Stephen Crabb MP: Caste and Human Rights in India
Stephen Crabb MP is the new Chairman of the Conservative Party's Human Rights Commission.
On 29th September last year the wife, daughter and two sons of Bhaiyyalal Bhotmange, from the village of Khairlanji in the Indian state of Maharashtra, were dragged from their home and lynched in broad daylight.
After being bludgeoned to death by a mob, their mutilated bodies were dumped in a nearby canal. The female family members are believed to have been gang-raped before being murdered.
At the heart of this horrific case was a property dispute fuelled by a toxic mix of caste-based jealousy and prejudice. The killing of these Dalits, and the apathetic response by local police, led to violent protests and the case continues to receive attention from international human rights groups and media.
In February, while on a human rights visit to India with CSW, I was taken to Khairlanji by a group of Buddhist activists who had helped to disseminate information about the massacre in the first days after the event. I later met Bhotmange, now living under police protection, who fears that justice will never be served on those who murdered his family.
Khairlanji represents just one example of the systemic caste-based human rights abuse which still exists in India today, despite a constitutional and legal framework in which "untouchability" is abolished.
During my brief visit in February I was presented with a wide range of evidence of continuing discrimination against Dalits in the fields of education, employment, and access to health services and justice.
On virtually any statistical measure one can choose – literacy, malnutrition, infant mortality, sexual violence - Dalits fare much worse than the national average.
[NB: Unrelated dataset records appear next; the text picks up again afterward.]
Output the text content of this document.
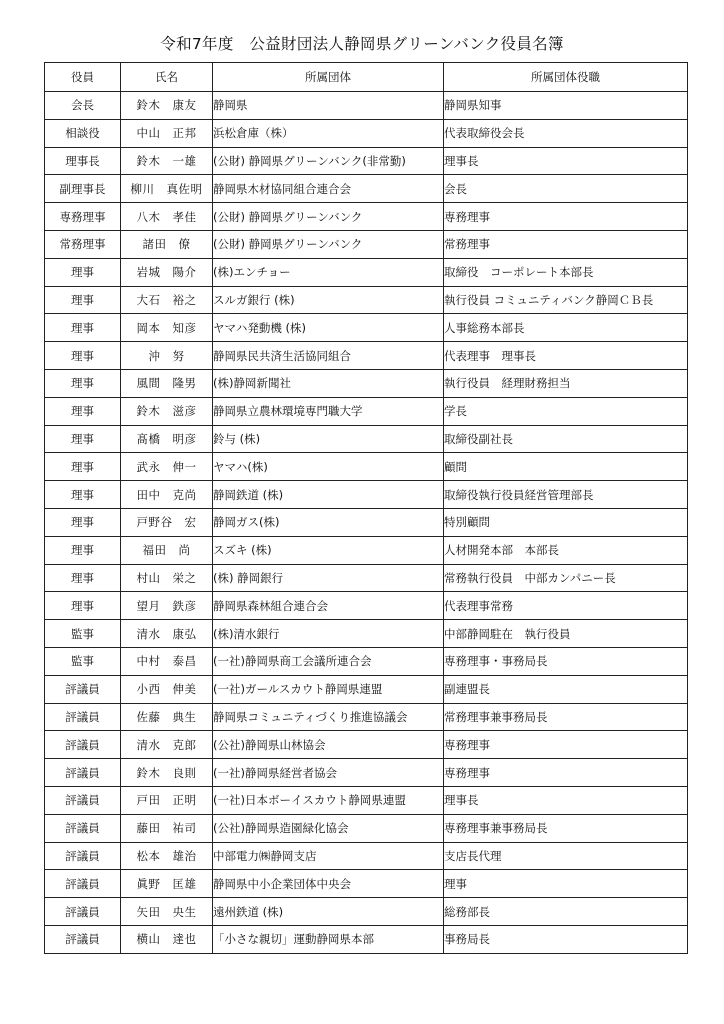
令和7年度　公益財団法人静岡県グリーンバンク役員名簿
役員	氏名	所属団体	所属団体役職
会長	鈴木　康友	静岡県	静岡県知事
相談役	中山　正邦	浜松倉庫（株）	代表取締役会長
理事長	鈴木　一雄	(公財) 静岡県グリーンバンク(非常勤)	理事長
副理事長	柳川　真佐明	静岡県木材協同組合連合会	会長
専務理事	八木　孝佳	(公財) 静岡県グリーンバンク	専務理事
常務理事	諸田　僚	(公財) 静岡県グリーンバンク	常務理事
理事	岩城　陽介	(株)エンチョー	取締役　コーポレート本部長
理事	大石　裕之	スルガ銀行 (株)	執行役員 コミュニティバンク静岡ＣＢ長
理事	岡本　知彦	ヤマハ発動機 (株)	人事総務本部長
理事	沖　努	静岡県民共済生活協同組合	代表理事　理事長
理事	風間　隆男	(株)静岡新聞社	執行役員　経理財務担当
理事	鈴木　滋彦	静岡県立農林環境専門職大学	学長
理事	髙橋　明彦	鈴与 (株)	取締役副社長
理事	武永　伸一	ヤマハ(株)	顧問
理事	田中　克尚	静岡鉄道 (株)	取締役執行役員経営管理部長
理事	戸野谷　宏	静岡ガス(株)	特別顧問
理事	福田　尚	スズキ (株)	人材開発本部　本部長
理事	村山　栄之	(株) 静岡銀行	常務執行役員　中部カンパニー長
理事	望月　鉄彦	静岡県森林組合連合会	代表理事常務
監事	清水　康弘	(株)清水銀行	中部静岡駐在　執行役員
監事	中村　泰昌	(一社)静岡県商工会議所連合会	専務理事・事務局長
評議員	小西　伸美	(一社)ガールスカウト静岡県連盟	副連盟長
評議員	佐藤　典生	静岡県コミュニティづくり推進協議会	常務理事兼事務局長
評議員	清水　克郎	(公社)静岡県山林協会	専務理事
評議員	鈴木　良則	(一社)静岡県経営者協会	専務理事
評議員	戸田　正明	(一社)日本ボーイスカウト静岡県連盟	理事長
評議員	藤田　祐司	(公社)静岡県造園緑化協会	専務理事兼事務局長
評議員	松本　雄治	中部電力㈱静岡支店	支店長代理
評議員	眞野　匡雄	静岡県中小企業団体中央会	理事
評議員	矢田　央生	遠州鉄道 (株)	総務部長
評議員	横山　達也	「小さな親切」運動静岡県本部	事務局長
Furthermore, Dalits are overwhelmingly the victims of bonded labour and human trafficking, two of the most serious forms of modern slavery.
In March the Conservative Party Human Rights Commission held a hearing in Parliament which took oral evidence directly from a delegation of Dalit representatives visiting the UK.
Last Tuesday we sought to present this evidence to Foreign Office Minister Geoff Hoon MP in a debate where I found myself being supported by the likes of Jeremy Corbyn MP in calling for the Government to use our friendship with India to help bring justice to India’s 200 million Dalits.
The importance of our relations with India is recognised on both sides of the House of Commons. I have previously argued in Parliament for a stronger trading relationship between the UK and India.
But the pursuit of close economic and political relations must not mean that we remain neutral on issues of caste. As Thomas Friedman says, globalisation has created a world which is now flat. India’s increasing global reach, through its trade and diaspora, means that it should expect the international community to take an interest in the condition of Dalits.
India is a beautiful and wonderfully diverse nation; it is also a truly remarkable liberal democracy. When we speak of human rights issues in India we are talking about a fundamentally different set of issues than those associated with the authoritarian regimes of Burma and North Korea.
In India there is a freedom to debate the issue of caste and an increasingly critical media which is responding to the new aspirations and values of young Indians.
Last December Prime Minister Manmohan Singh became the first sitting Indian prime minister to openly acknowledge the parallel between the practice of "untouchability" and apartheid in South Africa, describing it as a "blot on humanity".
I am hugely optimistic about India’s future. But the societies that are likely to do best in the 21st century are those in which the conditions of freedom and social mobility are maximised.
Caste-based discrimination, which constrains the life chances of more than 200 million people, must have no place in the new India.